Protein composition analysis of human plasma-derived and recombinant human serum albumin preparations based on 4D label-free proteomics.

BACKGROUND

Clinical therapeutic human serum albumin (HSA) preparations are typically derived from human plasma and contain various accompanying proteins (APs). Previous studies have documented extensively the disparities in post-translation modifications, redox states and antioxidant capacities among HSA preparations from different manufacturers. Most of these studies have focused primarily on albumin, and analyzing APs in HSA preparations and recombinant HSA (rHSA) was often neglected.

METHODS

In this study, the APs in human plasma-derived HSA (pHSA) from six Chinese manufacturers and recombinant HSA (rHSA) from yeast and rice were identified and analyzed using a four-dimensional (4D) label-free quantitative proteomic technology.

RESULTS

A total of 456 different APs from the six pHSA preparations were identified, with 96 APs consistently detected in all pHSA samples. 52 APs from yeast-produced rHSA were identified, whereas 152 APs were detected in rice-expressed rHSA. Among the detected APs, haptoglobin, hemopexin and transthyretin were among the top eight APs with the highest relative abundance consistently observed in all pHSA preparations.
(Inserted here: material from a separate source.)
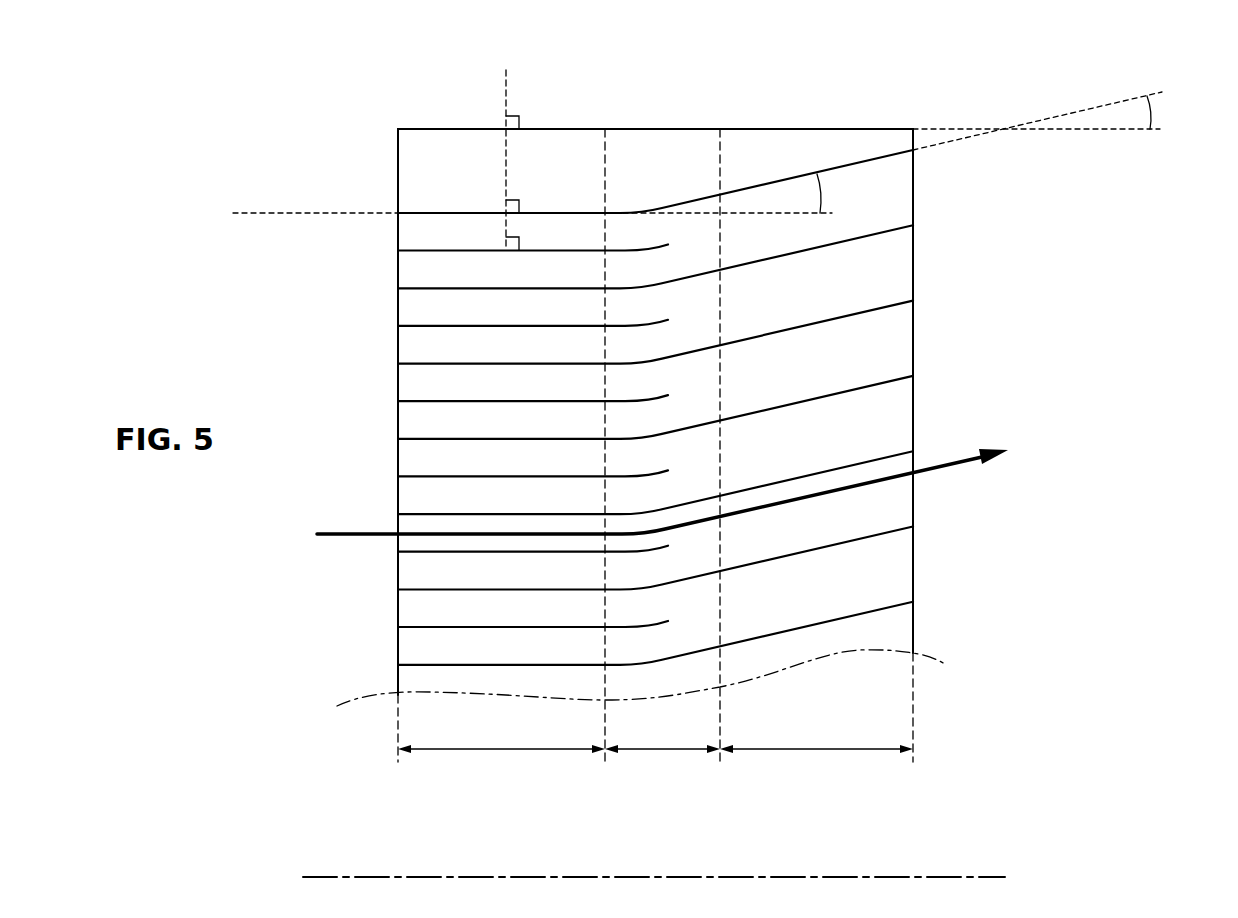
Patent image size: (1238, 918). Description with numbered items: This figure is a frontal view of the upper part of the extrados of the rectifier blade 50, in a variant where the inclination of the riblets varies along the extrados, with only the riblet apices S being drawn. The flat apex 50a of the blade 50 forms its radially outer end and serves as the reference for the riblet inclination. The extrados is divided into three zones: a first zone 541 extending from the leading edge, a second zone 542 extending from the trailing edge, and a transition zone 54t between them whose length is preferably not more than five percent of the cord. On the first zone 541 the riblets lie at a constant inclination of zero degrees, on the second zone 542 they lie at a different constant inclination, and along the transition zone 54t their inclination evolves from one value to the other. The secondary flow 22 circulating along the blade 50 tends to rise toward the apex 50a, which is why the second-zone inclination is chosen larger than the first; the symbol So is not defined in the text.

Moreover, the results revealed that the identified APs in pHSA are primarily involved in endopeptidase inhibitor activity, complement and coagulation cascades, biosynthesis of amino acids and cholesterol metabolism by Gene Ontology (GO), Clusters of Orthologous Groups (COG)/euKaryotic Orthologous Groups (KOG), Kyoto Encyclopedia of Genes and Genomes (KEGG) and protein-protein interactions (PPI) annotation. The ELISA validation results confirmed the presence of haptoglobin, hemopexin, transthyretin and serotransferrin in pHSA but not in rHSA, aligning with the findings from the 4D label-free quantitative proteomic analysis.